No matter how accomplished and acclaimed we may become as artists, there is always, at core, this essential anonymity: We are in service of something larger than ourselves.

One music teacher decided to set aside all ego and snobbery, set aside how music ‘should’ be taught, and teach from a spirit of love and service. Is it any wonder that his students develop a love of music that serves them well?

Contemplating a piece of work, we do better to think Whom is this work for? Whom will it serve? rather than How will it serve me?

Art moves through us. It is colored by our individuality, but we are not precisely its origin. There is a divine spark animating each of us, and that divine spark also animated our art. When we ask to be of service in our art, we fling open a window in our creative studio.
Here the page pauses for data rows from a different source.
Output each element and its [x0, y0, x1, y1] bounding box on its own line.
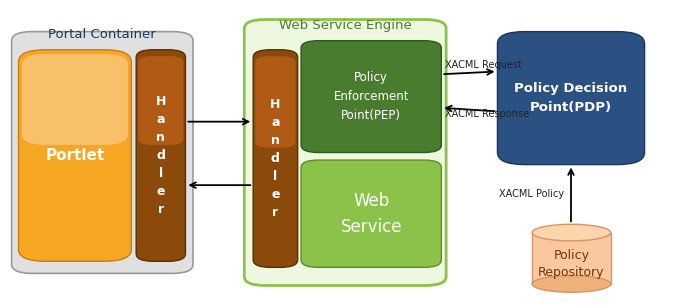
FancyBboxPatch shape [22, 54, 128, 145]
Text: Web Service Engine: Web Service Engine [279, 19, 412, 32]
FancyBboxPatch shape [256, 56, 295, 148]
Text: XACML Request: XACML Request [444, 60, 521, 70]
FancyBboxPatch shape [301, 160, 441, 267]
Ellipse shape [532, 276, 611, 292]
FancyBboxPatch shape [138, 56, 183, 145]
Text: Policy
Repository: Policy Repository [538, 249, 605, 279]
FancyBboxPatch shape [136, 50, 185, 261]
Text: Policy
Enforcement
Point(PEP): Policy Enforcement Point(PEP) [333, 71, 409, 122]
Text: H
a
n
d
l
e
r: H a n d l e r [270, 98, 280, 219]
FancyBboxPatch shape [254, 50, 297, 267]
FancyBboxPatch shape [19, 50, 131, 261]
FancyBboxPatch shape [301, 41, 441, 152]
Text: Policy Decision
Point(PDP): Policy Decision Point(PDP) [515, 82, 627, 114]
Bar [532, 233, 611, 284]
Ellipse shape [532, 224, 611, 241]
Text: Portlet: Portlet [45, 148, 104, 163]
FancyBboxPatch shape [245, 20, 446, 285]
FancyBboxPatch shape [497, 32, 644, 165]
Text: XACML Response: XACML Response [444, 109, 529, 119]
FancyBboxPatch shape [12, 32, 193, 273]
Bar [532, 232, 610, 234]
Text: Web
Service: Web Service [341, 192, 402, 236]
Text: XACML Policy: XACML Policy [499, 189, 564, 199]
Text: H
a
n
d
l
e
r: H a n d l e r [156, 95, 166, 216]
Text: Portal Container: Portal Container [49, 28, 156, 41]
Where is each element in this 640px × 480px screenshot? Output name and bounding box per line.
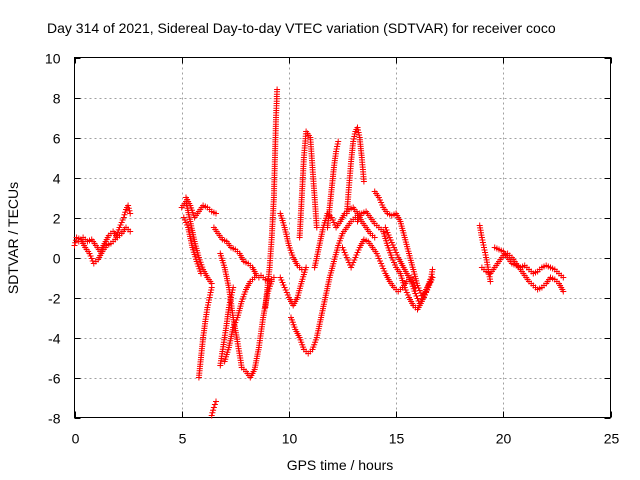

Through that opening, the greater world of inspiration can enter us.”

The gift turned inward, unable to be given, becomes a heavy burden, even sometimes a kind of poison. It is as though the flow of life were backed up. ~ May Sarton

“We are all part of a larger whole and, in acknowledging that truthfully, we move a notch closer to humility, to a simple and sheer plainness that allows the beauty of the grand design to be seen through us.”

Only the heart knows how to find what is precious. ~ Fyodor Dostoyevsky

In closing, Julia Cameron reminds us, “Art is a spiritual practice. We may not, and need not, do it perfectly. But we need to do it.”

As I began writing the review of Walking in this World, I did it for myself so I would remember what the book said. As I end this review, it has become a service to my readers. I would read for them and then write for them. Oh, I still wrote for myself as well, because I have so much to learn. One thing I have learned to do through this journey is to be more myself and not always try to live life as it “should” be or how others want me to live life. I have gotten to the drawing board more instead of thinking other things needed to be done first. That’s a hard habit to break but one I’m slowly striving to conquer through baby steps. I hope you were able to make some changes in your own life while reading these reviews.

1 comment:

missysue said...

Oh, boy....how your posts hit home!!! Thanks for visiting me at my new blog! I'm going through some major changes!